Joints for a HEAVY Tabletop

      A tough project has a tricky angle: how to fasten the legs to a heavy table when there's no shelf or apron to control racking. A furniture-maker gets advice from colleagues. July 5, 2005

I have a customer who wants me to build a table out of white oak 3" thick. The top is to be 48" wide and 78" long. The customer brought four pieces for legs that are about 4" to 5" in diameter, and wants me to turn them to straight-round and attach them with mortise and tenon joints directly into the top. The customer wants to avoid any other bracing. I was able to let the customer let me thin the wood to 1 1/2" in the center and only leave the full thickness around the outside edges, but I estimate about 220 pounds just for the top. Does anyone have suggestions to make these joints (legs) safe and secure?

Forum Responses
(Cabinet and Millwork Installation Forum)
From contributor R:
I made a table similar to that years ago. I took 3/8 thick steel plates about 8 inches square and drilled and tapped them. I then rabitted them into the top to make them flush. I screwed them into the top using countersunk screws and pl premium construction adhesive. The reason I went with the spin on the legs is because it’s easy to assemble and the screw holes never strip.

I then used the heaviest railbolt I could find in the legs - these just threaded into the plates nice and strong and were removable. My legs were round, but if you use square you’ll probably have to tighten the plate on the leg and then affix the table to obtain the correct attitude.

As far as strength goes, it turned out amazingly strong because of the over-sizing of everything and the thickness of the top, the legs, etc. (Make sure you drill a relief hole for a bolt to go through the plate into the top a short distance).

From contributor T:
The steel idea is excellent. I use a lot of steel to overcome these designs, but if you are not happy with using steel, then definitely build a sub-top or sub-frame to connect all four legs and you should be solid, except for the leg at the floor which is going to need a tenon to keep the leg from getting kicked out.

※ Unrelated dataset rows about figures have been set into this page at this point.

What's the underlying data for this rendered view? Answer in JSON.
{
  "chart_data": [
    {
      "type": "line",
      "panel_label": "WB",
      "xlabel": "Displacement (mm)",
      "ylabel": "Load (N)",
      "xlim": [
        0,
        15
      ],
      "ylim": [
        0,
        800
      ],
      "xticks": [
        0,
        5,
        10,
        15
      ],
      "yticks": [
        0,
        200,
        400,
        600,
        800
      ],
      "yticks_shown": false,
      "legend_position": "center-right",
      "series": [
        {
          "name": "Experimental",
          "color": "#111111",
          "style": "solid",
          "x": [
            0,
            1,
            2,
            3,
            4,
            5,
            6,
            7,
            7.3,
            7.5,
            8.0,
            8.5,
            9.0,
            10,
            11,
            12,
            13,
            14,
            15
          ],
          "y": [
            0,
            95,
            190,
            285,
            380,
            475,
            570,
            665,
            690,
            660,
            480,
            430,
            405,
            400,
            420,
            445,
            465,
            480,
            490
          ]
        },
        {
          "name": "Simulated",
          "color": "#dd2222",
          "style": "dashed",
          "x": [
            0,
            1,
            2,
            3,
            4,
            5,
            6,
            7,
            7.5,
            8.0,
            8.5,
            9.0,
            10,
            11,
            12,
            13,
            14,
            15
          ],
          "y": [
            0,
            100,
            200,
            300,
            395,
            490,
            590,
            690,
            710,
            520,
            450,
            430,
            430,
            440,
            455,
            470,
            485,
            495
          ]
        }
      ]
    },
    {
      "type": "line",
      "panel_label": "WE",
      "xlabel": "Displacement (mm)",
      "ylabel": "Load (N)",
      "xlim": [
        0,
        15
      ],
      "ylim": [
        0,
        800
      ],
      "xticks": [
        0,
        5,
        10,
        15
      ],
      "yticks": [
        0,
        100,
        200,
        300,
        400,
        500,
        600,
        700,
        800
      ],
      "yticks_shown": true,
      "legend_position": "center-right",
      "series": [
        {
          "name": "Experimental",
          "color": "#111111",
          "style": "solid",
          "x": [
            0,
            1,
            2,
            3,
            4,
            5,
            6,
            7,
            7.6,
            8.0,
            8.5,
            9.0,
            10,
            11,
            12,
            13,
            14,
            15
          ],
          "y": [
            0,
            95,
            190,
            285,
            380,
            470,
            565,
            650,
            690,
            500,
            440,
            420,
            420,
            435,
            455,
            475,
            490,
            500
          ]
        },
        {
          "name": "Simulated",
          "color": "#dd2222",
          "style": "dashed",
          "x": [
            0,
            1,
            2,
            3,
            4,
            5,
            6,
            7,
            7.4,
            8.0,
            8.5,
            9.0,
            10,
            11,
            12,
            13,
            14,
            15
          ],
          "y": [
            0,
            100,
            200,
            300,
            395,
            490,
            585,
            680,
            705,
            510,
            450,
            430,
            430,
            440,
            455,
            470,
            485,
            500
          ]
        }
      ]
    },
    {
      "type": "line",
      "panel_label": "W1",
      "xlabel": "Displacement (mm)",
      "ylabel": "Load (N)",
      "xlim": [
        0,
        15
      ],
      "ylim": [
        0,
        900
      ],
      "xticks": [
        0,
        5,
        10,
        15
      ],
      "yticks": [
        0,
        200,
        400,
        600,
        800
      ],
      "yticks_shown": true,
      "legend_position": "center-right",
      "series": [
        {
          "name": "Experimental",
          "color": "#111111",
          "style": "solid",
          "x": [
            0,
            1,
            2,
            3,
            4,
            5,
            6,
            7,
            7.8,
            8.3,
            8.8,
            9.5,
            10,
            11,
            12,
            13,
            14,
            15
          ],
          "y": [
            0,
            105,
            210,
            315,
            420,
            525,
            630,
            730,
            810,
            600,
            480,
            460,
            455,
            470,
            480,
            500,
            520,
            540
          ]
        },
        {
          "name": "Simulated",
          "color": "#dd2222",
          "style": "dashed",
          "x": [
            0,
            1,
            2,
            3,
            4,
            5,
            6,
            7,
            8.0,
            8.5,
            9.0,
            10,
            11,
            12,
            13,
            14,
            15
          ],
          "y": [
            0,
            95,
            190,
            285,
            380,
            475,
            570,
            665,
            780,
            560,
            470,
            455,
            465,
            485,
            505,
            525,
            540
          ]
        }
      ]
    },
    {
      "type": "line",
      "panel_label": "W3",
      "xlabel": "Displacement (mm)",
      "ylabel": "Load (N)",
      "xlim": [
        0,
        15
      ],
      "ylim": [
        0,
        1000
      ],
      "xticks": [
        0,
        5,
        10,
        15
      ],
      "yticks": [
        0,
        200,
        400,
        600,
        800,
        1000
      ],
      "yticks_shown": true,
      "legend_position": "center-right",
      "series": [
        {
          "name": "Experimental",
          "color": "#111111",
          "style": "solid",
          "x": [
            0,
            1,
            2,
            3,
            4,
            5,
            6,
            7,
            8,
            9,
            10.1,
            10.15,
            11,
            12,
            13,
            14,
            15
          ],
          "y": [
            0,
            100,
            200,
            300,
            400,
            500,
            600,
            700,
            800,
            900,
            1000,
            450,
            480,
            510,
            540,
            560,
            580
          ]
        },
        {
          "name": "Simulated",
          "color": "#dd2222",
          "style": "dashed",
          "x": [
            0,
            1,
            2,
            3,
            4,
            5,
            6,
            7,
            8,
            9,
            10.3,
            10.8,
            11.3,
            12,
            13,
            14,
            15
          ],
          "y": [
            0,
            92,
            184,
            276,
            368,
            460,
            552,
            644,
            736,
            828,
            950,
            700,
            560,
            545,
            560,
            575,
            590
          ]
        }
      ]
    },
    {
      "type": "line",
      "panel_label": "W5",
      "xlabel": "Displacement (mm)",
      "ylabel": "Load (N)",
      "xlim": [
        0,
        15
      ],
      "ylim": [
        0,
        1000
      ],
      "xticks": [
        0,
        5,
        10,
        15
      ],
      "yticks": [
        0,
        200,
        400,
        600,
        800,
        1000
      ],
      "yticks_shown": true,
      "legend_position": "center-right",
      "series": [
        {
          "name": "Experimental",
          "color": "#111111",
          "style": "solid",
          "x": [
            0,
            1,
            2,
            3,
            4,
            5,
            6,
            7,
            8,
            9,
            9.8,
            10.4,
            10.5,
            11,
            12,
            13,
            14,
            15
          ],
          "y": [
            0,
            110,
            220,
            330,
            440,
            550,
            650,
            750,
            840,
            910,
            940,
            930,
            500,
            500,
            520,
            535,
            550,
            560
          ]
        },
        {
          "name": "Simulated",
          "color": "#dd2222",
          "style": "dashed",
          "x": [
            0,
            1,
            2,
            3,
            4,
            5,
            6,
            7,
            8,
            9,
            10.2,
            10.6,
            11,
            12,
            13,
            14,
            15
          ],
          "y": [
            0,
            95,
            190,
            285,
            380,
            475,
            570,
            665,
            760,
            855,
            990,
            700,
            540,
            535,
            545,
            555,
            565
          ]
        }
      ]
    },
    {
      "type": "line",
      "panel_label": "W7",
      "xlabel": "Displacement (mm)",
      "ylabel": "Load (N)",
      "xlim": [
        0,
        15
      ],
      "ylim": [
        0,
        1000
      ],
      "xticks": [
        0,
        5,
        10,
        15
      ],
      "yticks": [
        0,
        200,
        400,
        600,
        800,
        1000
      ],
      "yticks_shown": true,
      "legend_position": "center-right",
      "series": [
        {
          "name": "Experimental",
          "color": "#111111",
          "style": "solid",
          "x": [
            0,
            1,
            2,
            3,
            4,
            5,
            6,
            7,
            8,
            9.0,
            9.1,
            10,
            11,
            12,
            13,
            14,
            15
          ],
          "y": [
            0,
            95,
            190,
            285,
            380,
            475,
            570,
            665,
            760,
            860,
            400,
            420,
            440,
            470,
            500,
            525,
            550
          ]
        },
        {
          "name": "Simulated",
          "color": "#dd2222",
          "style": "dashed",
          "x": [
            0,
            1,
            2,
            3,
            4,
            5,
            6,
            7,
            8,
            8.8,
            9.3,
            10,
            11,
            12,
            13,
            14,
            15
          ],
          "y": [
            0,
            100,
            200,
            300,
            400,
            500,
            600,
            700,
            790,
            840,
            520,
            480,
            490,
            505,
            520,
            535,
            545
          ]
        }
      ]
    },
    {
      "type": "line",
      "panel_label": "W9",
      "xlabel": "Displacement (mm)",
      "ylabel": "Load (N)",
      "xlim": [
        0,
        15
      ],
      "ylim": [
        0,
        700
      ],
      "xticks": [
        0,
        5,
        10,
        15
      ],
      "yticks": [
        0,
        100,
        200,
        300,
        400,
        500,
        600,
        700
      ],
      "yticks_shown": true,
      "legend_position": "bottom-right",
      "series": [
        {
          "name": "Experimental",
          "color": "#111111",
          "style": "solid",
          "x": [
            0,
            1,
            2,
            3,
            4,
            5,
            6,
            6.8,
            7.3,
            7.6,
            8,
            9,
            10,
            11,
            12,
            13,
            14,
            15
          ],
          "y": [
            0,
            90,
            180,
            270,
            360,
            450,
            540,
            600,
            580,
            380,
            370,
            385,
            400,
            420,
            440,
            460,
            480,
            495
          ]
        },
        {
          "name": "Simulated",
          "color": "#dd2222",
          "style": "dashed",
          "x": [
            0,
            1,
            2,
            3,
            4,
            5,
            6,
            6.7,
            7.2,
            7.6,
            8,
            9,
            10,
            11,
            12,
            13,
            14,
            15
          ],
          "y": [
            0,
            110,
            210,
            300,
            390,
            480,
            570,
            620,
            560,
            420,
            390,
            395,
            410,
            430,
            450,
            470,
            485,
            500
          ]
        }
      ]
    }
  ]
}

From the original questioner:
Great suggestion about the steel – it didn’t even cross my mind. I had a design all worked up with a sub-frame, and was trying to figure a way to eliminate the kick out problem with lags or something at the top above where the pivot point would be. I think since the legs do contain the core, I will drill deep and lag the plate on to the leg itself, then put a couple smaller screws into it to keep it from twisting, and attach the assembly to the tabletop.

From contributor T:
If the table is not attached to the floor, then whenever the client tries to move it the legs will rack no matter what kind of screw you use at the top. It would be best to have a full shelf close to the floor, or at least halfway down to stabilize the four legs at the bottom.

From contributor R:
How close to the corners will the legs be? I think the steel plates could still work, just put the leg end in a corner of a square plate. Just to confuse more, how about a long bolt (12") through the top, countersunk, into a center hole in the leg? Meet the end of the bolt with a perpendicular intersecting side bore in the leg to slide in a washer and nut. Tighten it and plug the holes. You could even square the countersinks and plug with an end-grain piece to faux a tenon end.